The announcement was made this month, and reverses plans that would have equalised tax levels for UK and overseas trucks operating in Britain.
Freight Traders, which buys freight services on behalf of firms including Unilever and Corus, said haulage prices would have risen if the scheme had gone ahead.
Garry Mansell, managing director, said: "In my view, the solution was like taking a sledgehammer to crack a walnut."
He said instead of using costly technology, drivers should self-declare the miles they drive.
Geoff Roberts, director at procurement consultancy ADR International, which has several freight operators and freight-buying clients, said: "This is good news for buyers because they will not now be under pressure to accept this stealth tax." He added many haulage operators were looking at ways to pass the extra tax onto customers as a fuel surcharge.
"With all other increases such as fuel and labour, this is one less element to worry about."

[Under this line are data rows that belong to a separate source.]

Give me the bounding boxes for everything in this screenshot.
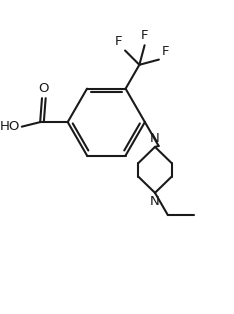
Text: HO: HO bbox=[0, 120, 20, 133]
Text: O: O bbox=[39, 82, 49, 95]
Text: N: N bbox=[150, 195, 160, 208]
Text: F: F bbox=[162, 45, 169, 58]
Text: F: F bbox=[115, 35, 122, 48]
Text: F: F bbox=[141, 29, 148, 42]
Text: N: N bbox=[150, 132, 160, 145]
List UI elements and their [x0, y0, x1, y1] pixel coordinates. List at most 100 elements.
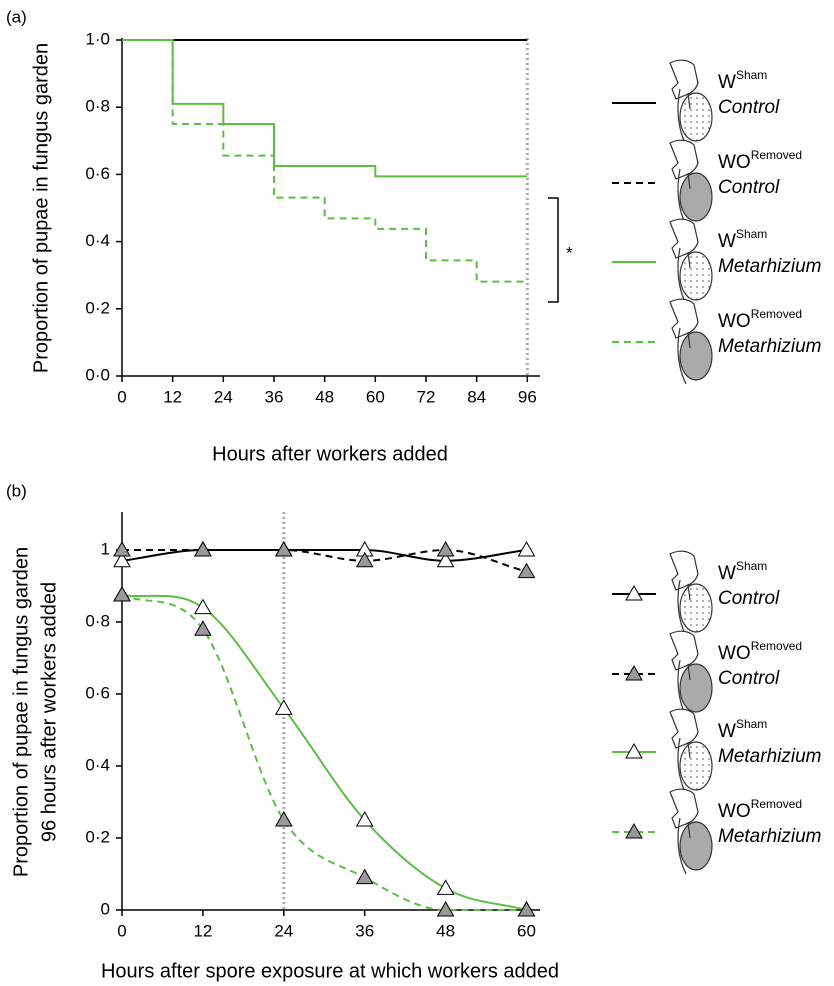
marker: [517, 562, 536, 579]
legend-name: WSham: [718, 68, 767, 93]
legend-name-main: WO: [718, 311, 751, 332]
x-tick-label: 48: [436, 921, 455, 940]
icon-gland: [679, 821, 713, 871]
marker: [194, 620, 212, 636]
marker: [436, 540, 455, 557]
marker: [274, 810, 293, 827]
fit-line: [121, 594, 527, 911]
x-tick-label: 60: [366, 387, 385, 406]
fit-line: [121, 548, 527, 573]
legend-name: WORemoved: [718, 148, 802, 173]
marker: [113, 585, 131, 602]
legend-name-sup: Sham: [736, 227, 767, 241]
legend-treatment: Control: [718, 177, 780, 198]
legend-name-sup: Removed: [751, 797, 802, 811]
y-tick-label: 1·0: [85, 29, 110, 48]
significance-bracket: [548, 197, 559, 303]
x-tick-label: 24: [274, 921, 293, 940]
marker: [436, 900, 455, 917]
icon-body: [669, 139, 699, 180]
marker: [113, 551, 131, 568]
legend-treatment: Metarhizium: [718, 336, 821, 357]
legend-name-main: WO: [718, 152, 751, 173]
x-tick-label: 36: [355, 921, 374, 940]
x-tick-label: 12: [193, 921, 212, 940]
y-tick-label: 0·8: [85, 97, 110, 116]
y-tick-label: 0·0: [85, 365, 110, 384]
x-axis-title: Hours after spore exposure at which work…: [101, 960, 559, 982]
panel: (a) 0·0 0·2 0·4 0·6 0·8 1·0 0 12 24 36 48 60 72 84 96 Ho…: [6, 7, 821, 465]
y-tick-label: 0·4: [85, 755, 110, 774]
marker: [274, 540, 293, 557]
step-line: [122, 39, 528, 283]
fit-line: [121, 548, 527, 562]
icon-gland: [679, 331, 713, 381]
y-tick-label: 0·2: [85, 827, 110, 846]
legend-entry: WSham Control: [612, 59, 780, 146]
worker-icon: [669, 788, 713, 875]
icon-gland: [679, 741, 713, 791]
worker-icon: [669, 218, 713, 305]
icon-body: [669, 788, 699, 829]
icon-leg: [677, 327, 691, 385]
marker: [517, 900, 536, 917]
panel-label: (a): [6, 7, 27, 26]
worker-icon: [669, 59, 713, 146]
legend-name-main: W: [718, 72, 736, 93]
icon-gland: [679, 172, 713, 222]
y-tick-label: 0·4: [85, 231, 110, 250]
icon-body: [669, 298, 699, 339]
legend-name-sup: Removed: [751, 307, 802, 321]
legend-entry: WORemoved Control: [612, 630, 802, 717]
worker-icon: [669, 298, 713, 385]
icon-gland: [679, 251, 713, 301]
y-axis-title: Proportion of pupae in fungus garden: [10, 547, 32, 877]
marker: [355, 551, 374, 568]
x-tick-label: 84: [467, 387, 486, 406]
legend-entry: WORemoved Metarhizium: [612, 298, 821, 385]
panel-label: (b): [6, 481, 27, 500]
x-tick-label: 48: [315, 387, 334, 406]
x-tick-label: 12: [163, 387, 182, 406]
icon-gland: [679, 92, 713, 142]
fit-line: [121, 594, 527, 912]
legend-marker: [625, 664, 643, 681]
marker: [436, 551, 455, 568]
legend-entry: WSham Control: [612, 550, 780, 637]
marker: [194, 598, 212, 615]
legend-marker: [625, 742, 643, 759]
marker: [517, 540, 536, 557]
x-tick-label: 0: [117, 387, 126, 406]
icon-body: [669, 630, 699, 671]
legend-marker: [625, 822, 643, 839]
legend-treatment: Metarhizium: [718, 256, 821, 277]
worker-icon: [669, 630, 713, 717]
worker-icon: [669, 708, 713, 795]
legend-name-main: W: [718, 563, 736, 584]
icon-body: [669, 550, 699, 591]
legend-name-sup: Sham: [736, 717, 767, 731]
x-tick-label: 60: [517, 921, 536, 940]
icon-gland: [679, 583, 713, 633]
step-line: [122, 39, 528, 178]
y-axis-title: 96 hours after workers added: [38, 582, 60, 842]
legend-name-sup: Sham: [736, 68, 767, 82]
icon-gland: [679, 663, 713, 713]
icon-body: [669, 218, 699, 259]
legend-treatment: Control: [718, 97, 780, 118]
panel: (b) 0 0·2 0·4 0·6 0·8 1 0 12 24 36 48 60 Hours after …: [6, 481, 821, 982]
x-axis-title: Hours after workers added: [212, 443, 448, 465]
x-tick-label: 96: [518, 387, 537, 406]
worker-icon: [669, 550, 713, 637]
legend-name-sup: Removed: [751, 639, 802, 653]
icon-leg: [677, 817, 691, 875]
y-tick-label: 0·2: [85, 298, 110, 317]
legend-name: WSham: [718, 717, 767, 742]
legend-name-sup: Sham: [736, 559, 767, 573]
legend-entry: WSham Metarhizium: [612, 708, 821, 795]
marker: [194, 540, 212, 557]
legend-name-sup: Removed: [751, 148, 802, 162]
legend-treatment: Control: [718, 668, 780, 689]
icon-body: [669, 708, 699, 749]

The pilot scheme, involving 440,000 lorries, was set to begin in 2008.
Testing of potential tracking and charging technology was completed last month and a shortlist of suppliers had been finalised for three major deals.
The Treasury dismissed reports it rejected the scheme because of estimates that it could cost up to £2 billion to introduce.
A spokesman said the government wanted a "single, comprehensive cost-effective system, rather than two reasonably compatible systems [one for lorries, and one for other vehicles]".
It is now expected to be part of a national road-pricing scheme scheduled to start in 2015.
Both the Treasury and potential suppliers insisted efforts had not been wasted because the technology could be applied to the national scheme.